Step by step rare-earth catalyzed SiOx annealing and simultaneous formation of Europium- silicide by low coverage of Eu doped Gd₂O₃ nanoparticles

Highlights

• Annealing temperature of SiO_x decreased with close to 200 °C in presence of Eu doped Gd₂O₃ nanoparticles.

• Temperature induced migration and separation of Eu and Gd.

• Simultaneous oxygen removal and EuSi formation.

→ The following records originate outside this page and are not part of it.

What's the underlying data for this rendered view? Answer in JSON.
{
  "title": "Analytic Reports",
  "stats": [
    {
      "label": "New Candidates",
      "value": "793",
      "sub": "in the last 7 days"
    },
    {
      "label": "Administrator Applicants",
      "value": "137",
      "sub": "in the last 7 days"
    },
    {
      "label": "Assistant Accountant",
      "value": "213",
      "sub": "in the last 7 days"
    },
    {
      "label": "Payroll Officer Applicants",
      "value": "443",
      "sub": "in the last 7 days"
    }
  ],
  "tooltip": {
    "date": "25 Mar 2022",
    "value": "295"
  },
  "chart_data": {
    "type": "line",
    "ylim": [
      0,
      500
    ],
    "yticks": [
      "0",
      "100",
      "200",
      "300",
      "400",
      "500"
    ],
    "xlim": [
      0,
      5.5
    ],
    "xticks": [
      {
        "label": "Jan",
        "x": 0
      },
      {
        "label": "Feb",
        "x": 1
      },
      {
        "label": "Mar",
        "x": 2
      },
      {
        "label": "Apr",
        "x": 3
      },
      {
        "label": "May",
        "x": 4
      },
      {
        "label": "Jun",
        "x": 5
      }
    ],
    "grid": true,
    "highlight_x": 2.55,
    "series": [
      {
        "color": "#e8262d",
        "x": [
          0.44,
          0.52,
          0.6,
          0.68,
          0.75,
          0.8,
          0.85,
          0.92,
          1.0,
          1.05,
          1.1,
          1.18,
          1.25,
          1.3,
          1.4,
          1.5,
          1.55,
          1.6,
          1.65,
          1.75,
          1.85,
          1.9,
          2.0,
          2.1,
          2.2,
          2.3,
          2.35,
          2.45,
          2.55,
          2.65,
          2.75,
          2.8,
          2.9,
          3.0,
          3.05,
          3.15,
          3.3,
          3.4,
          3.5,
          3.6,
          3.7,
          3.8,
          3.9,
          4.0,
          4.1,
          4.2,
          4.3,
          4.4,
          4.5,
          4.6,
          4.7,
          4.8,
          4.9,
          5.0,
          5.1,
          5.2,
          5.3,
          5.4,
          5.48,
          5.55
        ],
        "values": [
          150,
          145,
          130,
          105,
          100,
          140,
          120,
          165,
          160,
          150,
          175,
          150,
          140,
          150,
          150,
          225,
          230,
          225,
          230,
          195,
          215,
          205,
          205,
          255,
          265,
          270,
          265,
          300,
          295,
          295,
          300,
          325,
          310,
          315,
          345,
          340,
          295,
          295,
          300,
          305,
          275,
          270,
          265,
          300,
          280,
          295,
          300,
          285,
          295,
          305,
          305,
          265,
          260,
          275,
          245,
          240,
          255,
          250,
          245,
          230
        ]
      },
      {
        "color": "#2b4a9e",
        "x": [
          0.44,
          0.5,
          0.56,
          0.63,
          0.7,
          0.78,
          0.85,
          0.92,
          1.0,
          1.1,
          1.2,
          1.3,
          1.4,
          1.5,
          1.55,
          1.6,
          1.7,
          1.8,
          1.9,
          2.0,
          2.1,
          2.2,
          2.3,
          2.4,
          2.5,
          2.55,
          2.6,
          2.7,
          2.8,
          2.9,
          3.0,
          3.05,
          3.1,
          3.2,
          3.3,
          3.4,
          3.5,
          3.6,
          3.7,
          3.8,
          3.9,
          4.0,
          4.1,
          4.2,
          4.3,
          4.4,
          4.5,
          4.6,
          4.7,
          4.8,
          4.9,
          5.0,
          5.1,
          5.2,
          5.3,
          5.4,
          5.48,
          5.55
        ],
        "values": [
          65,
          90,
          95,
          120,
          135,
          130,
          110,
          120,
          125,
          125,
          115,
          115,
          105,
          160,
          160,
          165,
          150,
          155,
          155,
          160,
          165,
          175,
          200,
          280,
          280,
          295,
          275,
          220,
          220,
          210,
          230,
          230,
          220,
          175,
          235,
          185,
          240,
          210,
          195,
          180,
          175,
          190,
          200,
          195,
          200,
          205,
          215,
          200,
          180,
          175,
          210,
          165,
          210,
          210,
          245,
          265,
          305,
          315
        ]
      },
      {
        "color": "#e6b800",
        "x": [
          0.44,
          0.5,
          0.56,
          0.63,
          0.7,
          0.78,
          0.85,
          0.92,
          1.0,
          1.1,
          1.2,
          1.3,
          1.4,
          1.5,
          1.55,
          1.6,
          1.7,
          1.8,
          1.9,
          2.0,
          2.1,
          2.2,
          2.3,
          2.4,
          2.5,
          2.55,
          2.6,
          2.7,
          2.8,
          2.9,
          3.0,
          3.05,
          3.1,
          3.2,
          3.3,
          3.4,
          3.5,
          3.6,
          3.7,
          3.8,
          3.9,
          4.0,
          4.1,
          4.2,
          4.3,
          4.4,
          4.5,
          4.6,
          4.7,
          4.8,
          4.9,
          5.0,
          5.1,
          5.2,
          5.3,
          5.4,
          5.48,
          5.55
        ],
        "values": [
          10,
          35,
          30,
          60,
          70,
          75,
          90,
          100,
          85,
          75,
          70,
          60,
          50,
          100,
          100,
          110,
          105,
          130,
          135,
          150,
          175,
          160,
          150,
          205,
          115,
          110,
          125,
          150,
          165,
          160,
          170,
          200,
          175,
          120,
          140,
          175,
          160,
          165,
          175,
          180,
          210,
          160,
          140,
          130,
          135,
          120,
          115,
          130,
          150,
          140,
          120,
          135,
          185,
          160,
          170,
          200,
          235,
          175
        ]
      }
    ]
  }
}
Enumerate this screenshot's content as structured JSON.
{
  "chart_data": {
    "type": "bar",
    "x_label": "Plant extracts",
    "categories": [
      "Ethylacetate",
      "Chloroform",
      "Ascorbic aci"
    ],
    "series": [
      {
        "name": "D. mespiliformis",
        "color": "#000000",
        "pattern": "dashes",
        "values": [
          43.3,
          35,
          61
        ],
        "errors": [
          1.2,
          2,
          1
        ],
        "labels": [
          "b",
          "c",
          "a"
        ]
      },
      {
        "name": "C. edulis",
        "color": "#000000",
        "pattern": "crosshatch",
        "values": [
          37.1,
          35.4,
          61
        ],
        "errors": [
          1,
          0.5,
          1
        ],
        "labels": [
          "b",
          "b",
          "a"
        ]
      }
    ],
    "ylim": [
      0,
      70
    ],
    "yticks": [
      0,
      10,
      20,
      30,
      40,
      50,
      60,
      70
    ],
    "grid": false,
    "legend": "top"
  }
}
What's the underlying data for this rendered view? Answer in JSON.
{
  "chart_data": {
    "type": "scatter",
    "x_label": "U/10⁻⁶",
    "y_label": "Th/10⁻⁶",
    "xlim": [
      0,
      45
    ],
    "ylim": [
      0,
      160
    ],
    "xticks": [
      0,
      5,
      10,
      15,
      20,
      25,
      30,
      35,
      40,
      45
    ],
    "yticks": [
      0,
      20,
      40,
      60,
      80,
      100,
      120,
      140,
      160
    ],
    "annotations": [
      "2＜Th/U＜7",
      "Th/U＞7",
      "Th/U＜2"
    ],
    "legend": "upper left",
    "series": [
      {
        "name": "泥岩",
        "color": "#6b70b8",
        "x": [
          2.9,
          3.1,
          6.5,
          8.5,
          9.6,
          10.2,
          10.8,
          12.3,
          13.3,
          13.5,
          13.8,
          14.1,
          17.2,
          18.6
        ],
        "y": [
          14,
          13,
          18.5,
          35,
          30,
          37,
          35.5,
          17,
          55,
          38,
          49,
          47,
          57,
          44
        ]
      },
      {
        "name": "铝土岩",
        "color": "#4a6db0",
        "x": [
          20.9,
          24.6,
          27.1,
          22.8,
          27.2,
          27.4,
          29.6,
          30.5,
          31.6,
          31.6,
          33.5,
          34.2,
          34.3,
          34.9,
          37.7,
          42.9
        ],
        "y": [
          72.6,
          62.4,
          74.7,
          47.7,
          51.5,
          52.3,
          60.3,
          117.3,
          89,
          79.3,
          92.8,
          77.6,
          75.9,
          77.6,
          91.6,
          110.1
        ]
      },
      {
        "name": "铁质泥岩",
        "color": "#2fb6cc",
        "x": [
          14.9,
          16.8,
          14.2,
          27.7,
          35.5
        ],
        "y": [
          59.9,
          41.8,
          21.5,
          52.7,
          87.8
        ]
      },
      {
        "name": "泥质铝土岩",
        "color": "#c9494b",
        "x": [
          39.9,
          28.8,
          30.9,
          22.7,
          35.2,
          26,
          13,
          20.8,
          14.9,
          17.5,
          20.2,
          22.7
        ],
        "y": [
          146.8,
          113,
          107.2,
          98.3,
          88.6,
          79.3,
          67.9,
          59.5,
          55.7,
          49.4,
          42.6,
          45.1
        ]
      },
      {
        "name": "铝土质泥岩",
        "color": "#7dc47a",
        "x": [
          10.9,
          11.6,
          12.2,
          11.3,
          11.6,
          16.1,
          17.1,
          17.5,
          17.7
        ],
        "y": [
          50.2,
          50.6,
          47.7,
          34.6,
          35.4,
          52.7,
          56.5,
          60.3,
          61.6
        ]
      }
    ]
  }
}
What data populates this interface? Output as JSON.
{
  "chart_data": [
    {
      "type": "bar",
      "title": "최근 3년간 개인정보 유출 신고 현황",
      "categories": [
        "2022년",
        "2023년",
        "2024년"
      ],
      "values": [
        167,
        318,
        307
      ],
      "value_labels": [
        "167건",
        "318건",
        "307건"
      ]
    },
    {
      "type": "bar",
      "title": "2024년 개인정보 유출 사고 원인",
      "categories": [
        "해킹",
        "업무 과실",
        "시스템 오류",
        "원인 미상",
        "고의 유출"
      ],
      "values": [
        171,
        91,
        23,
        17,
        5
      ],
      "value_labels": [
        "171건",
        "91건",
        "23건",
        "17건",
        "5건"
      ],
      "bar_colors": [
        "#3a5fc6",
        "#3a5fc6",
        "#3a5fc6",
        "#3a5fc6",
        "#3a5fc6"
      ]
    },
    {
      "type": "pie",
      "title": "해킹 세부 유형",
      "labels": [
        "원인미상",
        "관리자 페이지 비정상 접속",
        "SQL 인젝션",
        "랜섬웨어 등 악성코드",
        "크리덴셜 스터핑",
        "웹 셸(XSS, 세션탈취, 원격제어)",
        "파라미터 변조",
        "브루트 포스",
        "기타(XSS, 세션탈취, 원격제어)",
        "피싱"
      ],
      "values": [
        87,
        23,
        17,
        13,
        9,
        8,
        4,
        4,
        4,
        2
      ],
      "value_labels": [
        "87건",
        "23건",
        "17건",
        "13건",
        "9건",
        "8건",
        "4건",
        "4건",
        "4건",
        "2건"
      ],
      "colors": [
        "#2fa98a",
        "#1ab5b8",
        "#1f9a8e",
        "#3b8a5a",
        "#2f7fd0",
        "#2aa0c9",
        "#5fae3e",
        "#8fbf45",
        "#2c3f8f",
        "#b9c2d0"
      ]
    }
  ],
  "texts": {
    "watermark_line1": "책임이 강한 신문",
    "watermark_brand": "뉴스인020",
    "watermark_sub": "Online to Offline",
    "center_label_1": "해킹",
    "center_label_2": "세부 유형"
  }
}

• Reduction of the annealing temperature in presence of pure Eu³⁺ and Gd³⁺ ions

• One step, route for production of silicon-based contacts.

Abstract

We report the formation of silicide by annealing of a SiO_x surface, with low coverage of Eu doped Gd₂O₃ nanoparticles. The annealing temperature required for removal of native oxide from the Si substrate decreases with close to 200 °C in presence of the nanoparticles. X-ray photoemission electron microscopy, low-energy electron microscopy and mirror electron microscopy are used to monitor the silicide formation and SiO_x removal. Fragmentation of the nanoparticles is observed, and the SiO_x layer is gradually removed. Eu migrates to clean Si areas during the annealing process, while Gd is found in areas where oxide is still present. This annealing process is clearly facilitated in the presence of rare-earth based nanoparticles, where nanoparticles are suggested to function as reaction sites to catalyze the oxygen removal and simultaneously form Eu based silicide. Reduction of the annealing temperature of SiO_x substrates is also observed in presence of pure Eu³⁺ and Gd³⁺ ions. Simultaneous oxygen removal and EuSi formation enable this new rare-earth catalyzed annealing and silicide formation to find applications both within optoelectronics and processing microelectronic industry.